4.5. Limitations and Future Works

Even though this work accomplished promising accuracies of estimated arterial diameters, it worth noting that the results in both simulation and phantom experiments were based on a few assumptions (e.g., constant tissue properties, simplified geometry, etc.). Perceiving the distinction between simulation/phantom and the actual anatomy of the human wrist, several potential limitations need to be considered, and more efforts are desired to be addressed in the future.
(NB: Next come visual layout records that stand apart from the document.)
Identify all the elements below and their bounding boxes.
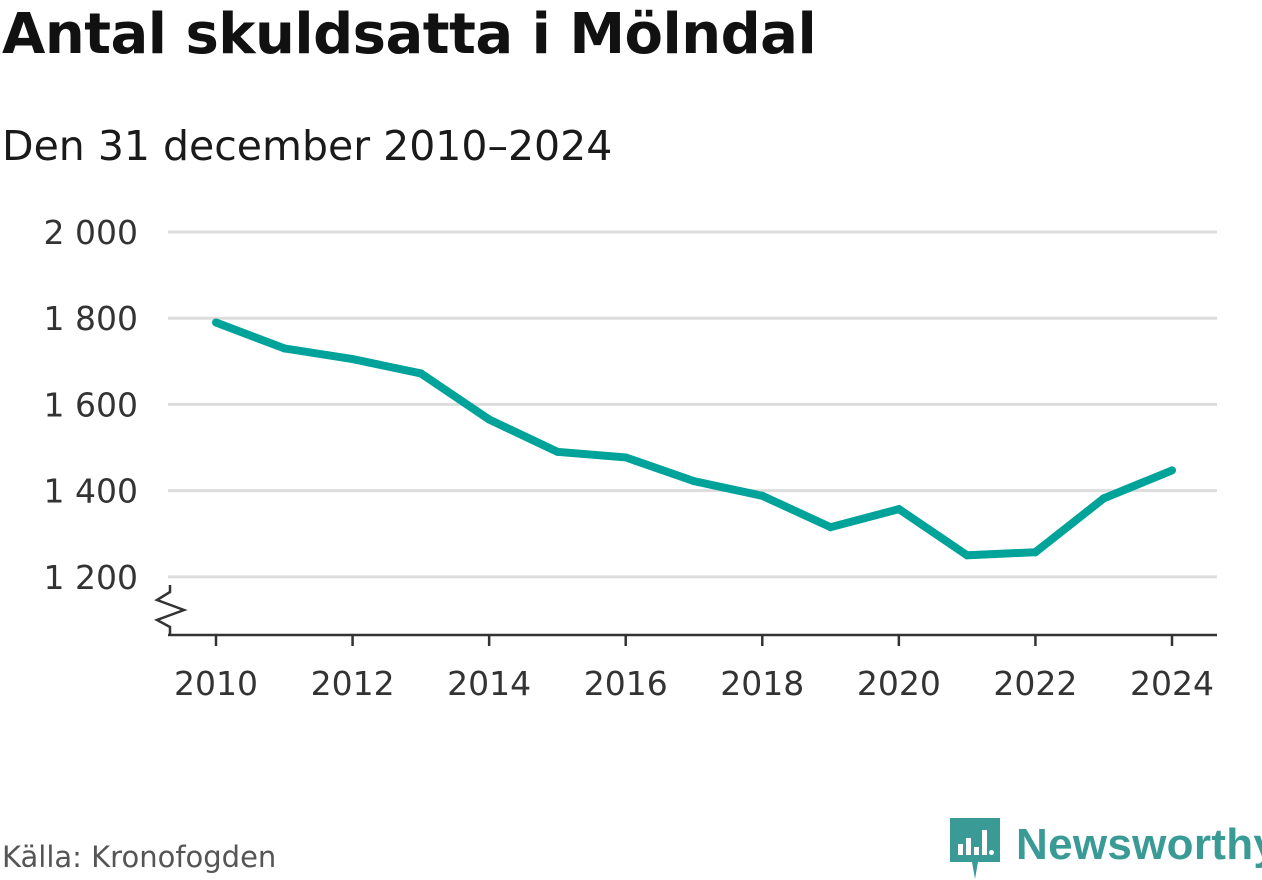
data-point-2021 <box>963 551 972 560</box>
data-point-2011 <box>280 344 289 353</box>
brand-logo: Newsworthy <box>950 818 1262 880</box>
data-point-2015 <box>553 447 562 456</box>
y-axis-ticks: 1 200 1 400 1 600 1 800 2 000 <box>44 213 138 597</box>
x-tick-label: 2018 <box>720 664 804 703</box>
data-point-2014 <box>485 415 494 424</box>
data-point-2012 <box>348 355 357 364</box>
brand-name: Newsworthy <box>1016 820 1262 869</box>
data-point-2016 <box>621 453 630 462</box>
x-tick-label: 2012 <box>311 664 395 703</box>
data-point-2018 <box>758 491 767 500</box>
y-tick-label: 1 800 <box>44 299 138 338</box>
series-line-0 <box>214 318 1174 560</box>
x-tick-label: 2024 <box>1130 664 1214 703</box>
data-point-2024 <box>1168 466 1176 475</box>
data-point-2023 <box>1099 494 1108 503</box>
x-tick-label: 2014 <box>447 664 531 703</box>
series-layer <box>212 318 1176 560</box>
data-point-2017 <box>690 477 698 486</box>
newsworthy-logo-icon <box>950 818 1000 879</box>
y-tick-label: 1 200 <box>44 558 138 597</box>
data-point-2010 <box>212 318 220 327</box>
data-point-2022 <box>1031 548 1040 557</box>
y-tick-label: 1 400 <box>44 472 138 511</box>
x-tick-label: 2010 <box>174 664 258 703</box>
chart-title: Antal skuldsatta i Mölndal <box>2 2 817 67</box>
chart-subtitle: Den 31 december 2010–2024 <box>2 122 613 170</box>
gridlines <box>168 230 1217 579</box>
source-note: Källa: Kronofogden <box>2 840 277 874</box>
data-point-2013 <box>416 369 425 378</box>
y-tick-label: 1 600 <box>44 385 138 424</box>
axis-break-icon <box>153 585 188 635</box>
x-tick-label: 2016 <box>584 664 668 703</box>
x-tick-label: 2022 <box>993 664 1077 703</box>
x-axis: 2010 2012 2014 2016 2018 2020 2022 2024 <box>153 585 1217 703</box>
y-tick-label: 2 000 <box>44 213 138 252</box>
x-tick-label: 2020 <box>857 664 941 703</box>
data-point-2019 <box>826 523 835 532</box>
data-point-2020 <box>894 505 903 514</box>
Firstly, the mathematical modelling relied on the uniformity of the E-field inside the measured body segment. However, the real properties of human tissues are not homogenous, and the anatomy is much more complex (e.g., smaller arteries and arterioles). Human tissues as dielectric materials also exhibit distinct frequency-dependent permittivity. Future modelling could take the permittivity into account to reveal more dielectric responses in the frequency range. Additionally, beyond the RC circuit modelled in this work, other equivalent circuits for human tissue can be applied and further explored, such as [44,45]. Furthermore, different from the present simulation and phantom situations, knowledge of absolute arterial diameters required an initial calibration in the actual measurement, requesting another technique to determine the basal diameter, such as the ultrasound. Several previous studies already investigated and provided promising ultrasound-based techniques and systems for accessorial arterial diameter measurement [46,47]. The arterial diameter change shows a strong relationship with BP change, which is expected to be further estimated by calibrating the basal BP rather than the basal diameter.
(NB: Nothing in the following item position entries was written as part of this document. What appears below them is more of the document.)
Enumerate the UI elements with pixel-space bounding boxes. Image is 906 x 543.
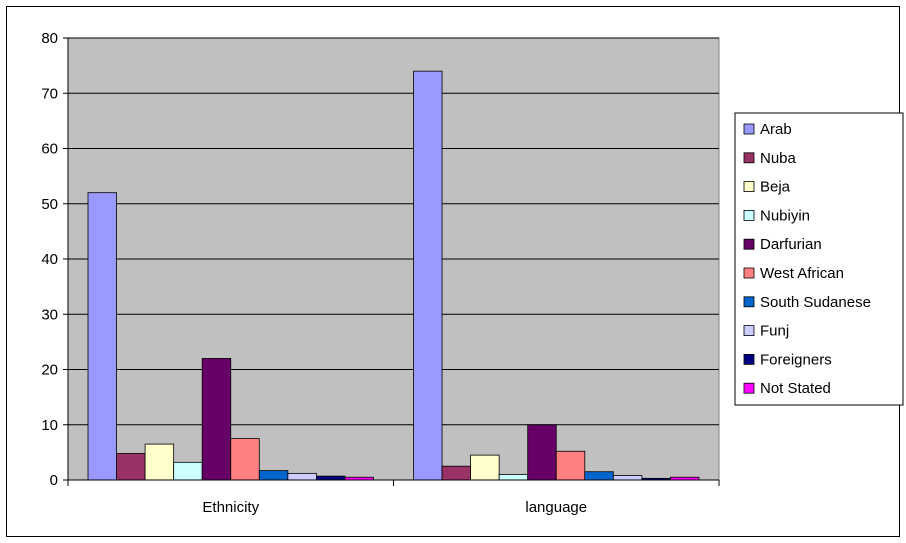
legend-label: Foreigners — [760, 351, 832, 368]
y-tick-labels: 0 10 20 30 40 50 60 70 80 — [41, 30, 58, 489]
legend-swatch — [743, 267, 755, 279]
legend-swatch — [743, 181, 755, 193]
y-tick-label: 60 — [41, 141, 58, 158]
legend-swatch — [743, 382, 755, 394]
legend-label: Funj — [760, 323, 789, 340]
y-tick-label: 0 — [50, 472, 58, 489]
y-tick-label: 70 — [41, 85, 58, 102]
y-tick-label: 50 — [41, 196, 58, 213]
x-category-label: Ethnicity — [202, 499, 259, 516]
bar — [527, 424, 557, 481]
bar — [555, 450, 586, 481]
bar — [498, 474, 529, 481]
bar — [201, 358, 232, 481]
legend-swatch — [743, 152, 755, 164]
legend-swatch — [743, 238, 755, 250]
legend-swatch — [743, 296, 755, 308]
bar — [470, 454, 500, 481]
y-tick-label: 40 — [41, 251, 58, 268]
y-tick-label: 20 — [41, 362, 58, 379]
legend-label: Nuba — [760, 150, 797, 167]
axes — [63, 37, 720, 486]
bar — [315, 475, 346, 481]
legend-label: Not Stated — [760, 380, 831, 397]
legend-label: Arab — [760, 121, 792, 138]
bar — [230, 438, 260, 481]
legend-swatch — [743, 123, 755, 135]
legend-label: Nubiyin — [760, 207, 810, 224]
legend-swatch — [743, 353, 755, 365]
legend-box — [734, 112, 904, 406]
bar — [173, 461, 203, 481]
legend-swatch — [743, 325, 755, 337]
legend-label: Darfurian — [760, 236, 822, 253]
legend-label: West African — [760, 265, 844, 282]
bar — [87, 192, 117, 481]
bar — [612, 475, 643, 481]
legend-swatch — [743, 209, 755, 221]
legend-label: South Sudanese — [760, 294, 871, 311]
bar — [144, 443, 175, 481]
y-tick-label: 80 — [41, 30, 58, 47]
bar — [116, 453, 146, 481]
y-tick-label: 10 — [41, 417, 58, 434]
bar — [287, 472, 317, 481]
y-tick-label: 30 — [41, 306, 58, 323]
bar — [413, 70, 443, 481]
legend-label: Beja — [760, 179, 791, 196]
bar — [441, 465, 471, 481]
bar — [584, 471, 614, 481]
x-category-label: language — [525, 499, 587, 516]
x-category-labels: Ethnicity language — [202, 499, 587, 516]
gridlines — [68, 37, 719, 426]
bars — [87, 70, 700, 481]
bar — [258, 470, 289, 481]
legend: Arab Nuba Beja Nubiyin Darfurian West African… — [734, 112, 904, 406]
Secondly, from a numerical simulation perspective, the 3D wrist model could be developed further. This simulation only represented the pulsatile blood as several instances of arterial diameters. Future research is expected to model blood flow dynamics and simultaneously observe impedance changes, assigning the velocity-dependent blood conductivity change to represent contribution of RBC orientation. Moreover, the geometry can be refined to be more realistic, separating the bone domain into individual radius and ulna, and gradually changing the thickness of tissue layers from distal to proximal.

Lastly, the representation of blood flow in the forearm has been implemented through a single (radial) artery in this work, and the band electrode configuration exhibited the promising capability to sense the overall blood volume change throughout the measured segment. While the objective here was to investigate the measurement of effective diameter changes due to overall blood flow, future work may be directed towards exploring and possibly isolating the response of two major arteries (i.e., radial artery and ulnar artery) and other smaller vessels in the forearm.

5. Conclusions

This work attended to improve the accuracy of quantification in the arterial diameter-dependent impedance variance by altering the electrode configuration from computational simulation and artificial tissue phantom perspectives. The blood volume change was assumed as the main contribution on impedance changes in this work. An FEM was carried out with human wrist fragment using ANSYS HFSS, helping in understanding the dielectric response of multi-tissues and blood flow from 1 kHz to 1 MHz, the current distribution throughout the wrist region, and the optimisation of electrode configurations for arterial pulse sensing. Then, a corresponding wrist phantom was fabricated using non-toxic and low-cost materials. The blood-filled artery was constricted using a desktop injection pump, and the impedance change was measured by the MFIA. The simulation revealed the promising capabilities of band electrodes to generate a more uniform current distribution than the traditional spot electrodes. Both simulation and phantom experimental results indicated that a longer spacing between CC electrodes with shorter spacing between PU electrodes in the middle could sense a more uniform E-field, engendering a more accurate arterial diameter estimation.